I’ve published this site since 1997, which is half an eternity on the Internet.
You’ve seen features come and go, from my first foray into travel commentary — as ABCNews.com’s Crabby Traveler — to my adventures in mainstream media columnizing at The New York Times, Washington Post and USA Today.
If you’ve followed this site, you know that the only constant is change. But today’s changes are so significant that they merit their own story.
I have several big announcements I’d like to share with you:
Hello, King Features. Eight years ago, I signed on as a syndicated columnist for Tribune Media Services. Together, we built the Travel Troubleshooter brand, distributing it to newspapers across the country. My contract ends on May 1, and I’m really excited to be moving to King Features Syndicate, which is owned by Hearst. The editorial and sales team at Hearst saw my advocacy for what it is – as an effort to help all consumers — and they want to help me realize my goal of assisting as many readers as possible. I’ll have details soon.
Good-bye, Mint.com. At the same time, I’m bidding a fond farewell to my friends at Mint.com. Four years ago, I approached Mint about becoming a contributor to its blog, since I was an enthusiastic user of its personal finance website. Their response: “You would write for us?” We’ve had a wonderful partnership ever since. But as many of you know, my view of “free” products has evolved in the recent past, and it recently became clear that I could no longer accept or endorse Mint’s claim that it was a “free” service.
Hello, team Elliott. Perhaps the biggest change you’ll notice will take place on this site. I’ve written Elliott.org more or less solo since the beginning, but in the next few weeks I’ll be taking steps toward becoming a group-written consumer advocacy blog. Technically, it will become the official advice site of Travelers United, the organization I co-founded. I’ll be moving my personal site, but will continue to play a leading role in publishing Elliott.org.
Changes like this don’t happen without a reason, and when they do, I think it’s important to appreciate the lessons learned. And for you and me, there are several takeaways:
Be true to yourself. Consumer advocacy can be a lonely and thankless job. You get to write about companies’ mistakes, and even if you’re impartial and fair, feathers will inevitably get ruffled. If an editor instructs you to tone things down or be more positive, you really have to make up your mind about whose side you’re on. Such decisions have immediate financial consequences. But I would rather be honest and broke than compromised and rich.
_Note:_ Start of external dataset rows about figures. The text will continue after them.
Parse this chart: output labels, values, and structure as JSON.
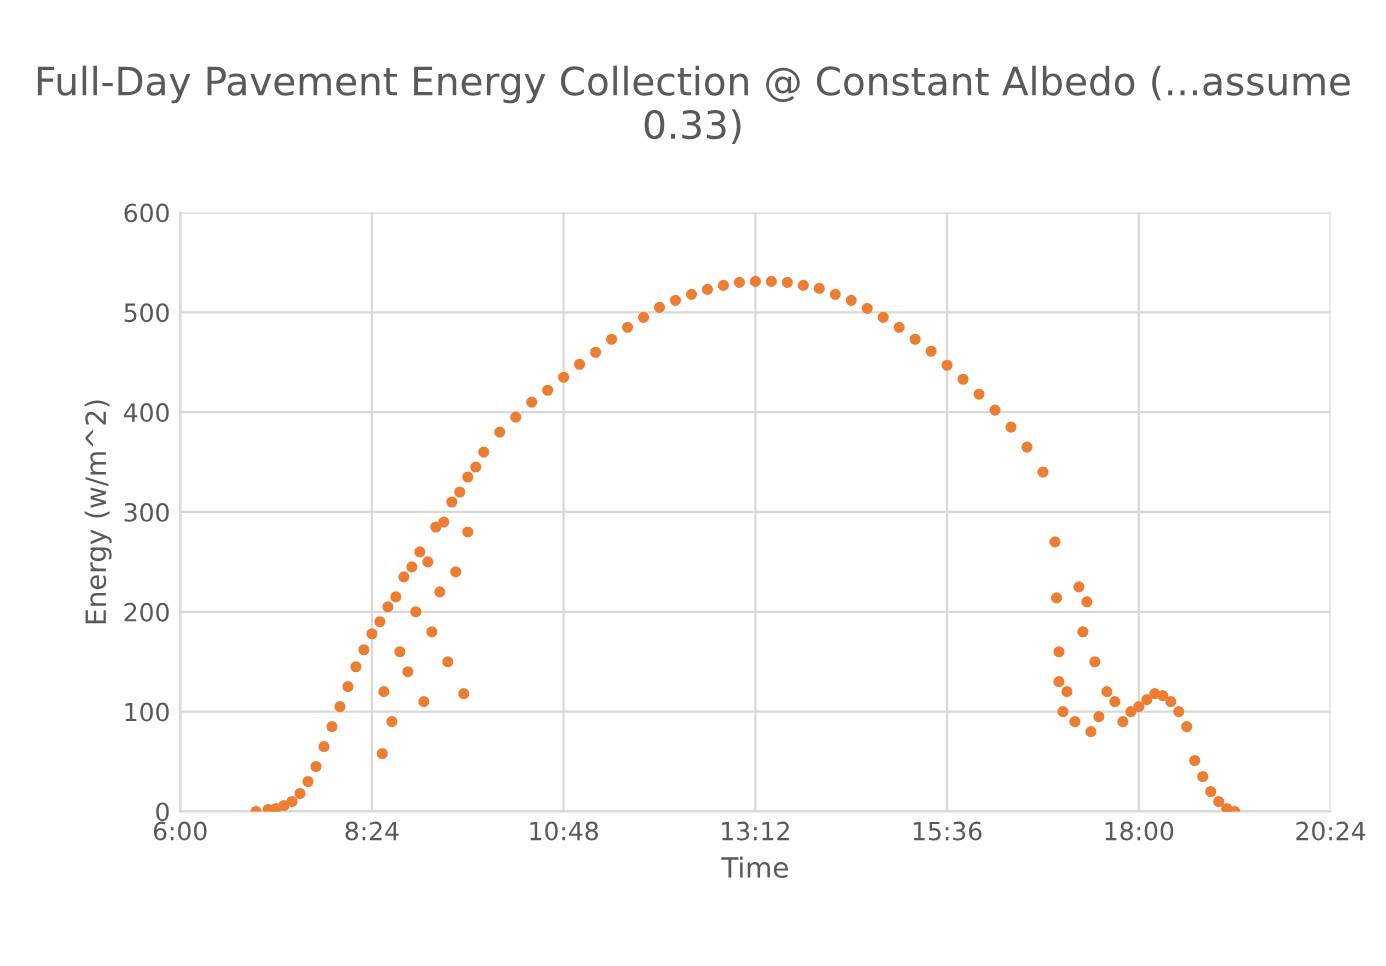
{
  "chart_data": {
    "type": "scatter",
    "title": "Full-Day Pavement Energy Collection @ Constant Albedo (...assume 0.33)",
    "xlabel": "Time",
    "ylabel": "Energy (w/m^2)",
    "marker": "circle",
    "grid": true,
    "legend": false,
    "xlim": [
      6,
      20.4
    ],
    "xticks": [
      {
        "value": 6,
        "label": "6:00"
      },
      {
        "value": 8.4,
        "label": "8:24"
      },
      {
        "value": 10.8,
        "label": "10:48"
      },
      {
        "value": 13.2,
        "label": "13:12"
      },
      {
        "value": 15.6,
        "label": "15:36"
      },
      {
        "value": 18,
        "label": "18:00"
      },
      {
        "value": 20.4,
        "label": "20:24"
      }
    ],
    "ylim": [
      0,
      600
    ],
    "yticks": [
      0,
      100,
      200,
      300,
      400,
      500,
      600
    ],
    "series": [
      {
        "color": "#ed7d31",
        "x": [
          6.95,
          7.1,
          7.2,
          7.3,
          7.4,
          7.5,
          7.6,
          7.7,
          7.8,
          7.9,
          8.0,
          8.1,
          8.2,
          8.3,
          8.4,
          8.5,
          8.53,
          8.55,
          8.6,
          8.65,
          8.7,
          8.75,
          8.8,
          8.85,
          8.9,
          8.95,
          9.0,
          9.05,
          9.1,
          9.15,
          9.2,
          9.25,
          9.3,
          9.35,
          9.4,
          9.45,
          9.5,
          9.55,
          9.6,
          9.6,
          9.7,
          9.8,
          10.0,
          10.2,
          10.4,
          10.6,
          10.8,
          11.0,
          11.2,
          11.4,
          11.6,
          11.8,
          12.0,
          12.2,
          12.4,
          12.6,
          12.8,
          13.0,
          13.2,
          13.4,
          13.6,
          13.8,
          14.0,
          14.2,
          14.4,
          14.6,
          14.8,
          15.0,
          15.2,
          15.4,
          15.6,
          15.8,
          16.0,
          16.2,
          16.4,
          16.6,
          16.8,
          16.95,
          16.97,
          17.0,
          17.0,
          17.05,
          17.1,
          17.2,
          17.25,
          17.3,
          17.35,
          17.4,
          17.45,
          17.5,
          17.6,
          17.7,
          17.8,
          17.9,
          18.0,
          18.1,
          18.2,
          18.3,
          18.4,
          18.5,
          18.6,
          18.7,
          18.8,
          18.9,
          19.0,
          19.1,
          19.2
        ],
        "values": [
          0,
          2,
          3,
          6,
          10,
          18,
          30,
          45,
          65,
          85,
          105,
          125,
          145,
          162,
          178,
          190,
          58,
          120,
          205,
          90,
          215,
          160,
          235,
          140,
          245,
          200,
          260,
          110,
          250,
          180,
          285,
          220,
          290,
          150,
          310,
          240,
          320,
          118,
          335,
          280,
          345,
          360,
          380,
          395,
          410,
          422,
          435,
          448,
          460,
          473,
          485,
          495,
          505,
          512,
          518,
          523,
          527,
          530,
          531,
          531,
          530,
          527,
          524,
          518,
          512,
          504,
          495,
          485,
          473,
          461,
          447,
          433,
          418,
          402,
          385,
          365,
          340,
          270,
          214,
          160,
          130,
          100,
          120,
          90,
          225,
          180,
          210,
          80,
          150,
          95,
          120,
          110,
          90,
          100,
          105,
          112,
          118,
          116,
          110,
          100,
          85,
          51,
          35,
          20,
          10,
          3,
          0
        ]
      }
    ]
  }
}
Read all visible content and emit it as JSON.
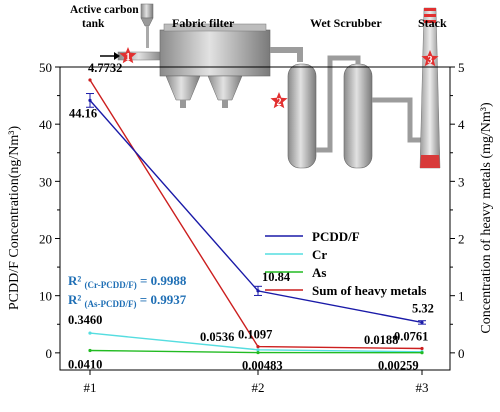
{
  "chart_data": {
    "type": "line",
    "categories": [
      "#1",
      "#2",
      "#3"
    ],
    "ylabel": "PCDD/F Concentration(ng/Nm³)",
    "y2label": "Concentration of heavy metals (mg/Nm³)",
    "ylim": [
      -3,
      50
    ],
    "y2lim": [
      -0.3,
      5
    ],
    "yticks": [
      0,
      10,
      20,
      30,
      40,
      50
    ],
    "y2ticks": [
      0,
      1,
      2,
      3,
      4,
      5
    ],
    "legend_position": "center-right",
    "grid": false,
    "series": [
      {
        "name": "PCDD/F",
        "axis": "left",
        "color": "#1a1aa8",
        "values": [
          44.16,
          10.84,
          5.32
        ],
        "errors": [
          1.2,
          0.8,
          0.3
        ]
      },
      {
        "name": "Cr",
        "axis": "right",
        "color": "#55dde0",
        "values": [
          0.346,
          0.0536,
          0.0188
        ]
      },
      {
        "name": "As",
        "axis": "right",
        "color": "#22bb22",
        "values": [
          0.041,
          0.00483,
          0.00259
        ]
      },
      {
        "name": "Sum of heavy metals",
        "axis": "right",
        "color": "#cc1f1f",
        "values": [
          4.7732,
          0.1097,
          0.0761
        ]
      }
    ],
    "data_labels": [
      {
        "text": "4.7732",
        "series": 3,
        "point": 0,
        "color": "#000000"
      },
      {
        "text": "44.16",
        "series": 0,
        "point": 0,
        "color": "#000000"
      },
      {
        "text": "10.84",
        "series": 0,
        "point": 1,
        "color": "#000000"
      },
      {
        "text": "5.32",
        "series": 0,
        "point": 2,
        "color": "#000000"
      },
      {
        "text": "0.3460",
        "series": 1,
        "point": 0,
        "color": "#000000"
      },
      {
        "text": "0.0536",
        "series": 1,
        "point": 1,
        "color": "#000000"
      },
      {
        "text": "0.1097",
        "series": 3,
        "point": 1,
        "color": "#000000"
      },
      {
        "text": "0.0188",
        "series": 1,
        "point": 2,
        "color": "#000000"
      },
      {
        "text": "0.0761",
        "series": 3,
        "point": 2,
        "color": "#000000"
      },
      {
        "text": "0.0410",
        "series": 2,
        "point": 0,
        "color": "#000000"
      },
      {
        "text": "0.00483",
        "series": 2,
        "point": 1,
        "color": "#000000"
      },
      {
        "text": "0.00259",
        "series": 2,
        "point": 2,
        "color": "#000000"
      }
    ],
    "annotations": {
      "r2_cr": {
        "prefix": "R²",
        "sub": "(Cr-PCDD/F)",
        "value": "= 0.9988",
        "color": "#1f6fb5"
      },
      "r2_as": {
        "prefix": "R²",
        "sub": "(As-PCDD/F)",
        "value": "= 0.9937",
        "color": "#1f6fb5"
      }
    }
  },
  "diagram": {
    "labels": {
      "active_carbon_line1": "Active carbon",
      "active_carbon_line2": "tank",
      "fabric_filter": "Fabric filter",
      "wet_scrubber": "Wet Scrubber",
      "stack": "Stack"
    },
    "markers": [
      "1",
      "2",
      "3"
    ],
    "marker_color": "#e23030"
  }
}
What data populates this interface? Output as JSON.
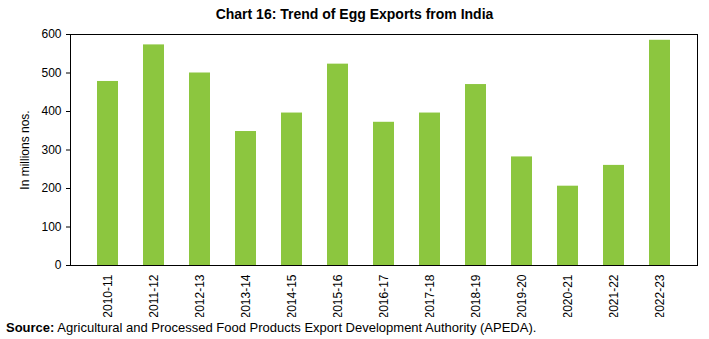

Who’s on your team is important. In the last six months, I’ve come to rely on an outstanding group of volunteer resolutions specialists who have helped me field questions from readers. I simply can’t say enough nice things about them. They are professionals who care deeply about the plight of the consumer. But when your team is not dedicated to the same mission that you are — when it’s just a business or when they simply fail to support you — then it’s time to make a change. I love my current team. I have the best editors at National Geographic, the Washington Post, USA Today and King Features, and I truly adore my resolutions team supporting me and the consumers I’m trying to help.